This article is the first in a series describing some key technical features of each part of the new SMPTE ST 2110:2017 "Professional Media Over Managed IP Networks" standard.
At the time of writing, the SMPTE 2110 standard comprises multiple parts, with more to be added in the future. The first three parts are:
· ST 2110-10 System Timing and Definitions
· ST 2110-20 Uncompressed Active Video
· ST 2110-30 PCM Digital Audio
Several parts on video traffic shaping and ancillary data will be added in the near future.
To begin this series, ST 2110-10 is an excellent starting point. We begin by defining a series of common elements applicable to the remaining standards in the 2110 family.
Specifically, ST 2110-10 defines the transport layer protocol, datagram size limitations, Session Description Protocol (SDP) requirements, and clocks along with their timing relationships.

2110 Datagrams
The Real-time Transport Protocol (RTP, as defined in IETF RFC 3550) was chosen for 2110 applications because it contains many features required for transmitting media signals over IP networks, while lacking some undesirable aspects of TCP (Transmission Control Protocol). Using RTP, uncompressed media samples are segmented into datagrams, each prefixed with both an RTP header and an additional UDP header before being passed to the IP layer for further processing.
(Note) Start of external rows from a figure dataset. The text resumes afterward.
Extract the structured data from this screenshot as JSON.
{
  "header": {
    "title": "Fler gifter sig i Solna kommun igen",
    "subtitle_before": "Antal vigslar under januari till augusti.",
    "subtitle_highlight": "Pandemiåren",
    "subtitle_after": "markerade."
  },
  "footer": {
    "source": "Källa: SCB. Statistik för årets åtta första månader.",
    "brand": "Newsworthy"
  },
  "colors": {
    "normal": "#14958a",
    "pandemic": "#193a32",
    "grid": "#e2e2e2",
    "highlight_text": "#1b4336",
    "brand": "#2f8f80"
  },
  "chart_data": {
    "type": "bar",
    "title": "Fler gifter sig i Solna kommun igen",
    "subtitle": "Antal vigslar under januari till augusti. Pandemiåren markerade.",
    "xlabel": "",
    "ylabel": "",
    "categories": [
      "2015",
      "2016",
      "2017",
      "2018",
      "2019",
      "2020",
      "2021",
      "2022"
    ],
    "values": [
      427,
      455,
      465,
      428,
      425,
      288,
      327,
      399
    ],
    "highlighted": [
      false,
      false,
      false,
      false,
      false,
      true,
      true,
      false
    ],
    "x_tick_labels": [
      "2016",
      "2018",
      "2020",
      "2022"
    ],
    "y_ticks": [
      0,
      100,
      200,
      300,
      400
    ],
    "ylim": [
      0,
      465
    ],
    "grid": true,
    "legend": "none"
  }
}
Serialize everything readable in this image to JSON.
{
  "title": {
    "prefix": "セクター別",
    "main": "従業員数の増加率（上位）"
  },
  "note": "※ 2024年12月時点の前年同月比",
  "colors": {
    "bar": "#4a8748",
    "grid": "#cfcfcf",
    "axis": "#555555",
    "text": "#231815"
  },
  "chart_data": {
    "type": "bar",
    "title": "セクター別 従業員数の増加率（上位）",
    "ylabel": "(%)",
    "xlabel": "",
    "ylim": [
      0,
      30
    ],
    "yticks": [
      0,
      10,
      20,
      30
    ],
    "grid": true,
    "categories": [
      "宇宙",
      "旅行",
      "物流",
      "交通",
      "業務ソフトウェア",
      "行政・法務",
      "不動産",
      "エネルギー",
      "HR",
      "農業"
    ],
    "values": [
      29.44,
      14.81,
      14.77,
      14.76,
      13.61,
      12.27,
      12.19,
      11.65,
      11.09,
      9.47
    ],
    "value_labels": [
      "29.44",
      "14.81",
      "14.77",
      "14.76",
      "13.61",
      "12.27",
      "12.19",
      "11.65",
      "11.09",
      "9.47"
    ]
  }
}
ST 2110-10 defines a standard 1460-byte UDP payload size limitation (including UDP and RTP headers), which provides sufficient space for over 450 24-bit audio samples or approximately 550 pixels of 4:2:2 10-bit uncompressed video signals. 2110 also defines an extended UDP size limitation of 8960 bytes, which may be useful on networks supporting Ethernet jumbo frames.
Timing is Everything
Perhaps the most critical aspect of ST 2110-10 relates to clocks and timing. Unlike SDI and MPEG transport streams, each media type in a 2110 system is transmitted as an independent IP packet stream. This necessitates a mechanism to realign them according to their correct temporal relationships once the signals traverse a network. Figure 1 shows several different clocks defined in this specification; each clock serves a specific purpose:
The Precision Time Protocol (PTP) is used to distribute a common reference clock (accurate to within 1 ms) to every device on the network;Each signal source maintains an internal device clock, which can (and should) be synchronized to the common reference clock;Each signal type corresponds to a media clock advancing at a fixed rate, associated with the frame rate or sampling rate of each media signal;An RTP clock is used within each signal source to generate the RTP timestamps included in the header of each RTP datagram for that media signal.The RTP clocks are synchronized to their respective media clocks.
To understand how these clocks relate, consider an audio source sampled at 48 kHz. Within that audio source (e.g., a microphone network adapter), an internal device clock will run, providing the overall timebase for this device. This clock should be synchronized to the accurate common reference clock delivered via PTP over the network, which in most cases will itself be synchronized to a GPS receiver. The internal device clock is then used to establish a media clock running accurately at 48 kHz, so each "tick" of the media clock counter will correspond to an audio sampling instant. The RTP clock used for the audio stream will then be directly related to the media clock and used to generate the RTP timestamps within each datagram's header.
The RTP timestamps used in 2110 systems represent the actual sampling time of the media signal contained within each datagram. For an audio datagram (typically containing more than one sample per channel), the RTP timestamp represents the sampling time of the first audio sample contained in the datagram. For video datagrams (typically requiring multiple datagrams to transmit each video frame), an RTP timestamp may be shared by hundreds or even thousands of datagrams. Note that individual datagrams will have unique packet sequence numbers, allowing them to be distinguished from each other and used for purposes such as packet loss detection and error correction.
As datagrams traverse the IP network, they will typically encounter varying amounts of transmission delay. This may arise from buffering within IP network devices or potentially from different processing measures applied to various media types. At their destination, the timestamps within the RTP datagram headers can be used to align all the different media samples onto a common timeline, allowing individual audio and video signals to be correctly synchronized for processing, playout, or storage.
The ability to precisely synchronize multiple media types at any point in a broadcast chain provides one of the primary values of 2110.
It allows each media stream to be processed independently. This means a device performing audio level normalization no longer needs to de-embed audio from an SDI video stream, process the audio, and then re-embed it back into SDI. Instead, each media signal can follow its own path through the processing steps required only for that type of media, and still be resynchronized to other media when necessary. Furthermore, if all media clocks are referenced to a GPS-sourced clock, then via 2110, two cameras hundreds of meters or even hundreds of kilometers apart can be genlocked together without needing to send a sync signal from one to the other. This is a very cool thing. Subsequent articles will discuss SDP (Session Description Protocol).